Davie's private eye pairing McGill and Gropper return in Ouroboros dealing with somebody out to settle an old score.
Davie is meticulous in building his plot and characters as always and writes brilliant stretches about our antagonist. We learn a bit more about McGill's past in this one, while Gropper is still the hammer drop.
The ending crept up on me as I forgot about the previews at the back of the book. This is a short follow up that whets the appetite for further Gropper and McGill adventures, but I do worry for McGill's health with all that diner food he's eating. I don't know what a deluxe pizza burger is, but I can feel my arteries clogging just reading the name.

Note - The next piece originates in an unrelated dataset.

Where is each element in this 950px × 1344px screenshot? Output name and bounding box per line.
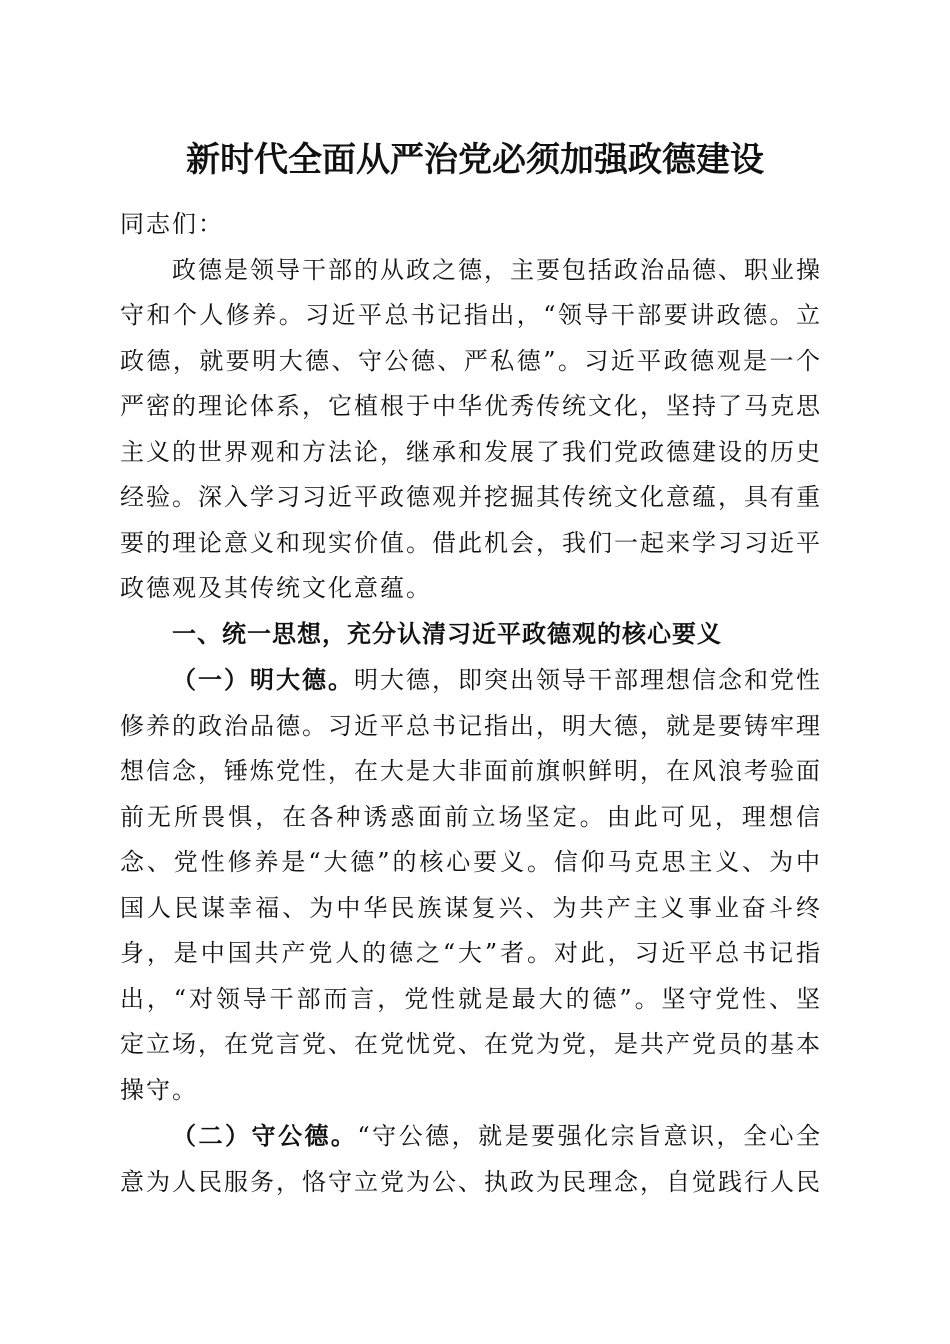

P.I. duo Gropper and McGill are new to me and this is a short story of revenge involving someone from McGill’s past. Davie builds the story up nicely and has a kind of no nonsense writing style where even the violence just sounds matter of fact. He tells the story from both McGill and Gropper’s viewpoint and also from Mark’s, the avenger. We get a little bit of their backstory too and also there’s a nice bit of humour where Gropper’s new domestic arrangements see him playing a lot of ‘hide and seek’ ! An interesting pair of detectives where McGill appears to be the brains to Gropper’s brawn and I look forward to reading more of their escapades.
Great characters. I love the development of Gropper with the little girl. And it feels like there is another coming, because there's an unfinished thread.